One of the problems in increasing awareness of OCD and other mental health problems at school is how good we become at hiding it. In an ideal world, this wouldn’t happen – there would be no fear or shame of being honest about our experiences – but we are far from that. Education, awareness and a non-judgmental attitude to mental illness are essential – students need to feel that there is absolutely no stigma attached to admitting that they are struggling. I believe that it is possible to create a climate of open and honest commitment to improving mental health.
So back to OCD – what can teachers and other school staff do to help? Most of all – educate themselves. Learn as much as you can about OCD – whilst it’s impossible to ever fully catalogue the infinte number of different obsessions and compulsions that people suffer, they all follow very similar processes and understanding these is already a huge step to being able to help your student.
If you want to know how you can help your student, ask. It is essential to maintain effective and supportive communication between the school, the student with OCD, their parents and the mental health team coordinating the student’s care. There will be things that will help – maybe being a little more flexible with deadlines or allowing extra time in exams. The best way to offer effective support is to work on a plan together, as a team, and to update this plan continuously as the student progresses with their treatment.

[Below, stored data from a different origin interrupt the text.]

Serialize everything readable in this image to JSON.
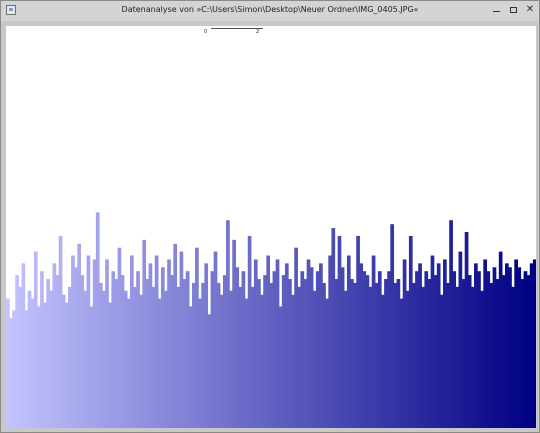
{
  "window": {
    "title": "Datenanalyse von »C:\\Users\\Simon\\Desktop\\Neuer Ordner\\IMG_0405.JPG«",
    "controls": {
      "minimize": "minimize",
      "maximize": "maximize",
      "close": "✕"
    }
  },
  "ruler": {
    "min_label": "0",
    "max_label": "2"
  },
  "colors": {
    "gradient_start": "#c3c3ff",
    "gradient_end": "#000084",
    "window_bg": "#c8c8c8",
    "plot_bg": "#ffffff"
  },
  "chart_data": {
    "type": "bar",
    "title": "",
    "ylim": [
      0,
      1
    ],
    "values": [
      0.33,
      0.28,
      0.3,
      0.39,
      0.36,
      0.42,
      0.3,
      0.35,
      0.33,
      0.45,
      0.31,
      0.4,
      0.32,
      0.38,
      0.35,
      0.42,
      0.39,
      0.49,
      0.34,
      0.32,
      0.36,
      0.44,
      0.41,
      0.47,
      0.39,
      0.35,
      0.44,
      0.31,
      0.43,
      0.55,
      0.37,
      0.35,
      0.43,
      0.32,
      0.4,
      0.38,
      0.46,
      0.39,
      0.35,
      0.33,
      0.44,
      0.36,
      0.4,
      0.34,
      0.48,
      0.38,
      0.42,
      0.36,
      0.44,
      0.33,
      0.41,
      0.35,
      0.43,
      0.39,
      0.47,
      0.36,
      0.45,
      0.38,
      0.4,
      0.31,
      0.37,
      0.46,
      0.33,
      0.37,
      0.42,
      0.29,
      0.4,
      0.45,
      0.37,
      0.34,
      0.39,
      0.53,
      0.35,
      0.48,
      0.41,
      0.36,
      0.4,
      0.33,
      0.49,
      0.36,
      0.43,
      0.38,
      0.34,
      0.39,
      0.44,
      0.37,
      0.4,
      0.43,
      0.31,
      0.39,
      0.42,
      0.38,
      0.34,
      0.46,
      0.36,
      0.4,
      0.38,
      0.43,
      0.41,
      0.35,
      0.4,
      0.42,
      0.37,
      0.33,
      0.44,
      0.51,
      0.38,
      0.49,
      0.41,
      0.35,
      0.44,
      0.38,
      0.37,
      0.49,
      0.42,
      0.4,
      0.39,
      0.36,
      0.44,
      0.37,
      0.4,
      0.34,
      0.38,
      0.4,
      0.52,
      0.37,
      0.38,
      0.33,
      0.43,
      0.35,
      0.49,
      0.37,
      0.4,
      0.42,
      0.36,
      0.4,
      0.38,
      0.44,
      0.39,
      0.42,
      0.34,
      0.43,
      0.37,
      0.53,
      0.4,
      0.36,
      0.45,
      0.38,
      0.5,
      0.39,
      0.36,
      0.42,
      0.4,
      0.35,
      0.43,
      0.4,
      0.37,
      0.41,
      0.38,
      0.45,
      0.39,
      0.42,
      0.41,
      0.36,
      0.43,
      0.41,
      0.38,
      0.4,
      0.39,
      0.42,
      0.43
    ]
  }
}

As I’ve said a million times, OCD is hard work and CBT is tough. It is so, so important for the young person and their family to feel supported and encouraged – whether that means a phone call home to tell the parents about a particularly good day or a high five when the student stands up to a fear in the classroom. Teachers and schools can play a hugely important role in recovery from OCD, and the effect of their involvement should never be underestimated.